Chick to friend: Man, you’ve gotta get laid. I need to live vicariously through someone’s vagina.

Village Inn
Anchorage, Alaska

Overheard by: Tabs

Teary-eyed teen: But I don't wanna work…I wanna go to Istanbul!

Palmer, Alaska

Girl to guy trying to grab her underwear: Ow! What the fuck are you doing?
Boy: Sorry! I was trying to give you a wedgie, but I didn’t realize that you already had one.

Alaska Pacific University
Anchorage, Alaska

20-ish European guy: So, do you like Angela*?
20-ish Asian guy: We’re pretty good friends, yeah. But what do you mean ‘like’ her?
20-ish European guy: You know — like-like her.
20-ish Asian guy: Oh, no, no, no, no, no! We’re just really good friends. I never really thought of her that way. Why? Do you like-like her?
20-ish European guy: I dunno.
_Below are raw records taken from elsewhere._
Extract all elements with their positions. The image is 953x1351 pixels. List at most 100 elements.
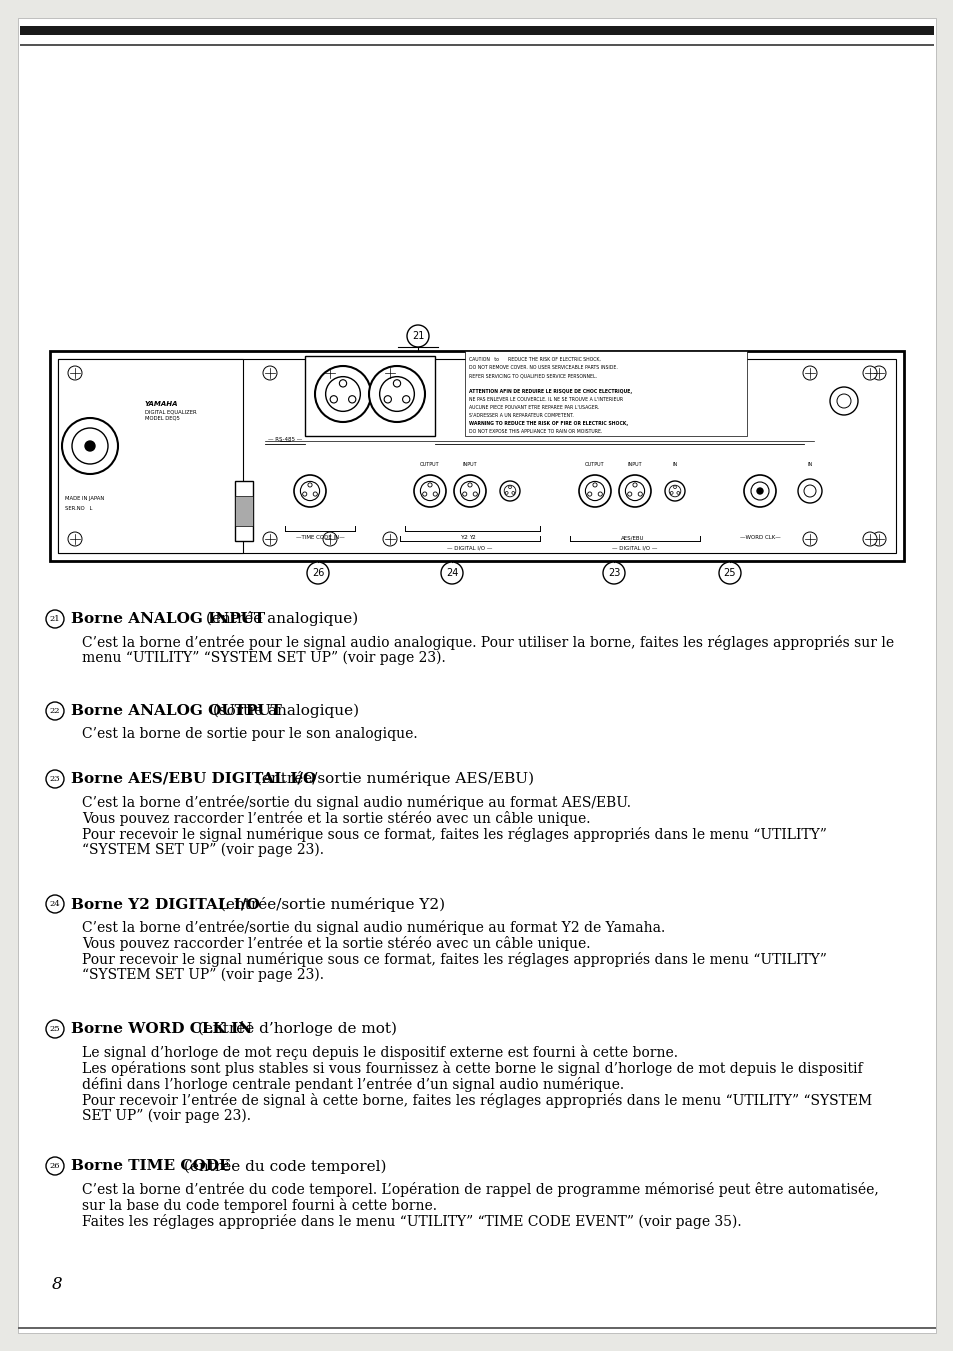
Circle shape [384, 396, 391, 403]
Circle shape [323, 532, 336, 546]
Bar [58, 359, 243, 553]
Text: — DIGITAL I/O —: — DIGITAL I/O — [612, 544, 657, 550]
Circle shape [467, 482, 472, 486]
Circle shape [339, 380, 346, 386]
Circle shape [62, 417, 118, 474]
Circle shape [407, 326, 429, 347]
Text: Y2: Y2 [469, 535, 476, 540]
Circle shape [379, 377, 414, 411]
Circle shape [803, 485, 815, 497]
Text: MADE IN JAPAN: MADE IN JAPAN [65, 496, 104, 501]
Circle shape [862, 366, 876, 380]
Circle shape [440, 562, 462, 584]
Text: YAMAHA: YAMAHA [145, 401, 178, 407]
Circle shape [46, 770, 64, 788]
Circle shape [46, 703, 64, 720]
Text: Vous pouvez raccorder l’entrée et la sortie stéréo avec un câble unique.: Vous pouvez raccorder l’entrée et la sor… [82, 936, 590, 951]
Circle shape [578, 476, 610, 507]
Circle shape [473, 492, 476, 496]
Text: 26: 26 [50, 1162, 60, 1170]
Circle shape [348, 396, 355, 403]
Text: S'ADRESSER A UN REPARATEUR COMPETENT.: S'ADRESSER A UN REPARATEUR COMPETENT. [469, 413, 574, 417]
Circle shape [46, 1156, 64, 1175]
Circle shape [71, 428, 108, 463]
Text: 23: 23 [607, 567, 619, 578]
Text: OUTPUT: OUTPUT [419, 462, 439, 467]
Text: (entrée analogique): (entrée analogique) [200, 612, 357, 627]
Text: IN: IN [806, 462, 812, 467]
Text: OUTPUT: OUTPUT [584, 462, 604, 467]
Text: Vous pouvez raccorder l’entrée et la sortie stéréo avec un câble unique.: Vous pouvez raccorder l’entrée et la sor… [82, 811, 590, 825]
Bar [234, 496, 253, 526]
Text: (entrée d’horloge de mot): (entrée d’horloge de mot) [193, 1021, 397, 1036]
Bar [50, 351, 903, 561]
Circle shape [369, 366, 424, 422]
Text: Les opérations sont plus stables si vous fournissez à cette borne le signal d’ho: Les opérations sont plus stables si vous… [82, 1061, 862, 1075]
Text: MODEL DEQ5: MODEL DEQ5 [145, 416, 180, 422]
Circle shape [504, 485, 516, 497]
Circle shape [862, 532, 876, 546]
Text: “SYSTEM SET UP” (voir page 23).: “SYSTEM SET UP” (voir page 23). [82, 843, 324, 858]
Text: —TIME CODE IN—: —TIME CODE IN— [295, 535, 344, 540]
Text: Faites les réglages appropriée dans le menu “UTILITY” “TIME CODE EVENT” (voir pa: Faites les réglages appropriée dans le m… [82, 1215, 740, 1229]
Circle shape [505, 492, 508, 494]
Circle shape [598, 492, 601, 496]
Circle shape [393, 380, 400, 386]
Text: DO NOT REMOVE COVER. NO USER SERVICEABLE PARTS INSIDE.: DO NOT REMOVE COVER. NO USER SERVICEABLE… [469, 365, 618, 370]
Text: Le signal d’horloge de mot reçu depuis le dispositif externe est fourni à cette : Le signal d’horloge de mot reçu depuis l… [82, 1046, 678, 1061]
Text: (sortie analogique): (sortie analogique) [208, 704, 358, 719]
Circle shape [454, 476, 485, 507]
Circle shape [414, 476, 446, 507]
Text: IN: IN [672, 462, 677, 467]
Circle shape [508, 486, 511, 489]
Text: DIGITAL EQUALIZER: DIGITAL EQUALIZER [145, 409, 196, 413]
Circle shape [757, 488, 762, 494]
Text: WARNING TO REDUCE THE RISK OF FIRE OR ELECTRIC SHOCK,: WARNING TO REDUCE THE RISK OF FIRE OR EL… [469, 422, 628, 426]
Circle shape [512, 492, 515, 494]
Circle shape [668, 485, 680, 497]
Circle shape [743, 476, 775, 507]
Circle shape [433, 492, 436, 496]
Bar [20, 45, 933, 46]
Text: Borne Y2 DIGITAL I/O: Borne Y2 DIGITAL I/O [71, 897, 259, 911]
Bar [58, 359, 895, 553]
Text: 25: 25 [50, 1025, 60, 1034]
Circle shape [836, 394, 850, 408]
Text: Y2: Y2 [460, 535, 469, 540]
Circle shape [68, 366, 82, 380]
Text: AUCUNE PIECE POUVANT ETRE REPAREE PAR L'USAGER.: AUCUNE PIECE POUVANT ETRE REPAREE PAR L'… [469, 405, 598, 409]
Circle shape [85, 440, 95, 451]
Circle shape [602, 562, 624, 584]
Circle shape [302, 492, 307, 496]
Circle shape [325, 377, 360, 411]
Text: — DIGITAL I/O —: — DIGITAL I/O — [447, 544, 492, 550]
Circle shape [673, 486, 676, 489]
Text: SER.NO   L: SER.NO L [65, 507, 92, 511]
Circle shape [307, 562, 329, 584]
Circle shape [46, 611, 64, 628]
Circle shape [871, 366, 885, 380]
Circle shape [330, 396, 337, 403]
Text: 25: 25 [723, 567, 736, 578]
Text: Borne WORD CLK IN: Borne WORD CLK IN [71, 1021, 252, 1036]
Text: ATTENTION AFIN DE REDUIRE LE RISQUE DE CHOC ELECTRIQUE,: ATTENTION AFIN DE REDUIRE LE RISQUE DE C… [469, 389, 632, 394]
Circle shape [462, 492, 466, 496]
Bar [234, 481, 253, 540]
Circle shape [829, 386, 857, 415]
Bar [305, 357, 435, 436]
Circle shape [797, 480, 821, 503]
Circle shape [294, 476, 326, 507]
Text: menu “UTILITY” “SYSTEM SET UP” (voir page 23).: menu “UTILITY” “SYSTEM SET UP” (voir pag… [82, 651, 445, 666]
Text: 22: 22 [50, 707, 60, 715]
Circle shape [308, 482, 312, 486]
Text: C’est la borne d’entrée pour le signal audio analogique. Pour utiliser la borne,: C’est la borne d’entrée pour le signal a… [82, 635, 893, 650]
Text: (entrée/sortie numérique Y2): (entrée/sortie numérique Y2) [214, 897, 445, 912]
Bar [18, 1327, 935, 1329]
Text: NE PAS ENLEVER LE COUVERCLE. IL NE SE TROUVE A L'INTERIEUR: NE PAS ENLEVER LE COUVERCLE. IL NE SE TR… [469, 397, 622, 403]
Circle shape [382, 366, 396, 380]
Text: C’est la borne d’entrée du code temporel. L’opération de rappel de programme mém: C’est la borne d’entrée du code temporel… [82, 1182, 878, 1197]
Text: “SYSTEM SET UP” (voir page 23).: “SYSTEM SET UP” (voir page 23). [82, 969, 324, 982]
Circle shape [593, 482, 597, 486]
Text: DO NOT EXPOSE THIS APPLIANCE TO RAIN OR MOISTURE.: DO NOT EXPOSE THIS APPLIANCE TO RAIN OR … [469, 430, 602, 434]
Circle shape [802, 366, 816, 380]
I think I like-like her, but I thought you like-liked her. [They walk away, still talking.]Woman: Is it just me or did those foreign guys sound like 12-year-old American girls, but, y’know, with funny accents?

Charity pancake breakfast
Hope, Alaska

Overheard by: I’d say closer to 10

Man to girlfriend: I love you like a raccoon loves shiny things.

Anchorage, Alaska

Disembodied male voice from next door: And I was like, “hey, do you wanna see my circumcision scar?”

Sitka, Alaska

Overheard by: Hailey

Old lady to emo girl: Al Gore is really saving the earth.
Emo girl wearing bag that says “go green”: Wait… Who's Al Gore?

Ketchikan, Alaska

Overheard by: Claire

Professor #1: There are other people here who put stuff up ducks' butts.
Professor #2: Yeah, but you do it for science!

Fairbanks, Alaska

Overheard by: Lowlie Worm

Giddy girl, to guy in a wheelchair: Well, you certainly have sexual harassment down pat.

Art Department
University of Alaska

Literature professor, after reciting Hamlet's “To be or not to be…”: So now you all need a Valium…count on me to ruin your day.